Reg A+ gives growth companies and investors a boost




2 min read

The US Securities and Exchange Commission (SEC) caused shock waves this week when it announced new rules, under Title IV of the JOBS Act, that affect small public offerings. The announcement means that growth companies will in future be able to raise up to $50 million in capital from unaccredited as well as accredited investors – giving them an alternative to traditional sources of finance such as venture capital.

The Security and Exchange CommissionThe new rules, known colloquially as ‘Reg A+', become effective on 25 May. They increase the maximum amount of capital that a business can raise via a Regulation A offering from $5 million to $50 million in a 12-month period. This amount is split into two tiers, the maximum offering size for Tier 1 being $20 million and for Tier 2 $50 million.

Investors will be able to participate in these offerings whether they are accredited or unaccredited, although there will be certain individual investor limits. Under Tier 2, unaccredited investors will only be able to invest whichever is greater of 10% of their annual income or their net worth in an offering. The new regulations allow them to self-certify their income or net worth, instead of having to provide documentary evidence.

For their part, companies are free to advertise their offering – including via social media – as there are no advertising or general solicitation restrictions.

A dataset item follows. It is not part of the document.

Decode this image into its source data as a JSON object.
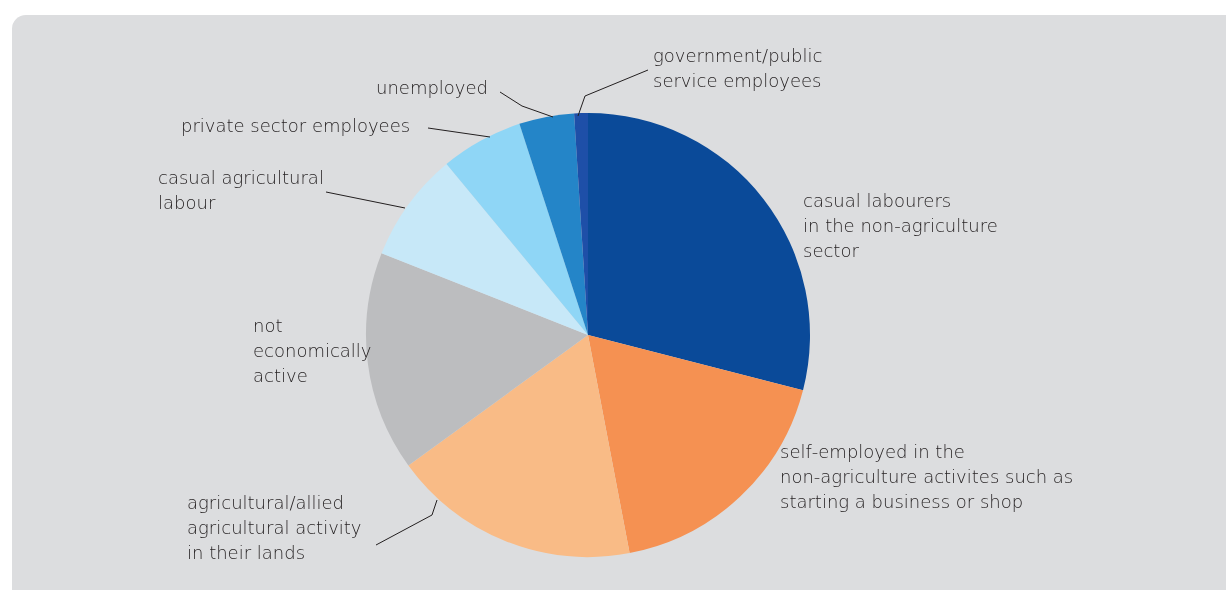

Prior to Reg A+, companies were required to register their offerings in each US state where their securities were sold, creating a significant administrative burden. A ‘coordinated review’ process was introduced by the states via the North American Securities Administrators Association (NASAA) to address this – in part to avoid the SEC pre-empting the whole process.

However, Reg A+ leaves this ‘coordinated review’ process in place for Tier 1 offerings but pre-empts state securities regulation for Tier 2 offerings, meaning only SEC review is required at this level.

To protect investors – especially those who are unaccredited – companies seeking to raise capital under both tiers of Reg A+ are required to file an offering circular that must be approved by the SEC prior to the sale of shares. Indications are that this offering circular will be scrutinised by the SEC to the same degree as it would for a standard IPO, requiring the same amount of effort by the company in preparing it.

In addition, accountant-reviewed financials are required under Tier 1 and audited financials under Tier 2.

While still requiring a good deal of effort from them, this week’s changes by the SEC mean that growth companies in the US now have much greater opportunity to raise capital from the general public. For their part, ‘the crowd’ will in future be able to participate in offerings for the next Uber or AirBnB rather than merely standing on the sidelines, watching while business angels and venture capitalists have all the fun.